Freitag, 31. Mai 2002
Streitbare Vogtländer: Die Sauerbraten-Schlacht
Richter Arno Schmelcher konnte sich offenbar nicht entscheiden, ob Frau Tremels "Sauerbraten" hält, was er verspricht. Er wies die Klage der Wirtin des "Schützenhauses" aus dem sächsischen Mylau ab. Die Klägerin habe nicht eindeutig beweisen können, dass das Gericht tatsächlich in Ordnung war. Und nun wissen wir immer noch nicht, ob der Sauerbraten von Antje Tremel ein spezieller vogtländischer, allgemein sächsischer, klassisch rheinländischer oder überhaupt keiner war.
Die "Schlacht am warmen Buffet" begann im August 2001. Ein Gast im Mylauer "Schützenhaus" bemängelte die Qualität der Soße und des Rotkrauts und wollte das Essen nicht bezahlen. Die Wirtin klagte auf Zahlung.
Seit dieser Zeit beschäftigte sich das Amtsgericht in Auerbach mit der delikaten Angelegenheit. Schließlich ging es um die Erfüllung eines so genannten Werkvertrags. Auerbach ist übrigens die Heimatstadt der nicht minder streitbaren Vogtländerin Regina Zindler, deren Maschendrahtzaun (Man erinnere sich an den Welt-Hit "Mäschendrähtzäun") allergisch war gegen Nachbars Knallerbsenstrauch.

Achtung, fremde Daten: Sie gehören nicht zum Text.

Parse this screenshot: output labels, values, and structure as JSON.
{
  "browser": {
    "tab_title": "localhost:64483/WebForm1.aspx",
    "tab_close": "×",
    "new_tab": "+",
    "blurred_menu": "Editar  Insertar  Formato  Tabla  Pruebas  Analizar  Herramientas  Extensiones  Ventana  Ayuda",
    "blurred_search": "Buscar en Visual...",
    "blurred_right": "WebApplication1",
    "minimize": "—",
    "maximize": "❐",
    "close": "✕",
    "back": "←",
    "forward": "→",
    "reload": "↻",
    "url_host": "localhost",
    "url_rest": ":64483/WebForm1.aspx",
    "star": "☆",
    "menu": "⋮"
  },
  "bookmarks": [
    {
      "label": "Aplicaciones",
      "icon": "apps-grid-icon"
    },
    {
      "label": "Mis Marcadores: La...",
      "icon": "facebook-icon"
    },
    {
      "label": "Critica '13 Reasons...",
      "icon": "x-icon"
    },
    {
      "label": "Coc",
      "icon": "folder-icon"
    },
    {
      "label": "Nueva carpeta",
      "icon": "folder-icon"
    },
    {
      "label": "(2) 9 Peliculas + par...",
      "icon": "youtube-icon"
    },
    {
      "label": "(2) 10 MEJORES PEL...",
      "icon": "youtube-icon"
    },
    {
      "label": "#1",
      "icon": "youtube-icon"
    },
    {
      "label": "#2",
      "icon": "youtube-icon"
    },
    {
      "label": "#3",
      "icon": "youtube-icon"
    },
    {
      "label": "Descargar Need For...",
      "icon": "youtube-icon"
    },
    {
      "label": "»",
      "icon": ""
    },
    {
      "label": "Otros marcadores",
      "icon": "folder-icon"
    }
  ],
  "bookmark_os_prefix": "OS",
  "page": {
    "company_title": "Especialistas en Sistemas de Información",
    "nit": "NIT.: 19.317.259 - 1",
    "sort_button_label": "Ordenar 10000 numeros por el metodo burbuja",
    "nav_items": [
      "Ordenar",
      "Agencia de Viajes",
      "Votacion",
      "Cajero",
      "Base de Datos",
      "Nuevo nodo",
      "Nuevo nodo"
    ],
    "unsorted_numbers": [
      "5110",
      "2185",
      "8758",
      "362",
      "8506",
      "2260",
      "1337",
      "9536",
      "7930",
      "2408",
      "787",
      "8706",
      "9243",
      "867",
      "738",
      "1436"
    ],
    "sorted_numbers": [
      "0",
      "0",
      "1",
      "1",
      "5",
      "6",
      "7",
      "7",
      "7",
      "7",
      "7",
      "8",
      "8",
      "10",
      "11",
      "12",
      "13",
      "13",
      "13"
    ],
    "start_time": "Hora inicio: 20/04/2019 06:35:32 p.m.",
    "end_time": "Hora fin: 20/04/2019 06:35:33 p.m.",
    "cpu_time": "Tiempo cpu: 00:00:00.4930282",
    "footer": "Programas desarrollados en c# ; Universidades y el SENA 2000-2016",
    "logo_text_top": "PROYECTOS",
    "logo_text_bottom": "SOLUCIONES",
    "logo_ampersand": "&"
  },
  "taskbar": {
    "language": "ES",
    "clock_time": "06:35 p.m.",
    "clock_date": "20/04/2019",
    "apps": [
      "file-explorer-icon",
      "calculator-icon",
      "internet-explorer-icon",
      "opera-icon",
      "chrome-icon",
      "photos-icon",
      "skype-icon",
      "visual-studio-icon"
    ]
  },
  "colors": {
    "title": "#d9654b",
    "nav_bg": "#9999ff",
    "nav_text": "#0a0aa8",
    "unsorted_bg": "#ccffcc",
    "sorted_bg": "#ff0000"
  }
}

Erzeugnis "mittlerer Güte"
Sachverständige wurden zu der Grundsatzfrage gehört: "Was ist ein typischer Sauerbraten? " Gespannte Zuhörer im Saal wurden enttäuscht, wenn sie auf das Rezept eines echten vogtländischen Sauerbratens gewartet haben. Ein sachverständiger Kochausbilder mit 25-jähriger Berufserfahrung fand zu dem salomonischen Urteil: "Einen Sauerbraten kann man unterschiedlich zubereiten, und der Geschmack kann unterschiedlich beurteilt werden. Nach allem, wie hier beschrieben wurde, müsste eigentlich ein Sauerbraten mittlerer Güte als Ergebnis herausgekommen sein."
Vom Tellerchen gekostet
Beide Streithähne brachten Zeugen mit. Der Freund der Wirtin, gelernter Kellner, untermauerte seine Pro-Sauerbraten-Aussage mit dem Hinweise, er habe schließlich vom Teller des zurückgegebenen Gerichts gekostet - und den Sauerbraten für gut befunden. Ein Bekannter des Beklagten (Restaurantfachmann aus Münster) hingegen bescheinigte in seiner Rotkraut-Farbanalyse der bemängelten Beilage ein "ausgekochtes" Aussehen.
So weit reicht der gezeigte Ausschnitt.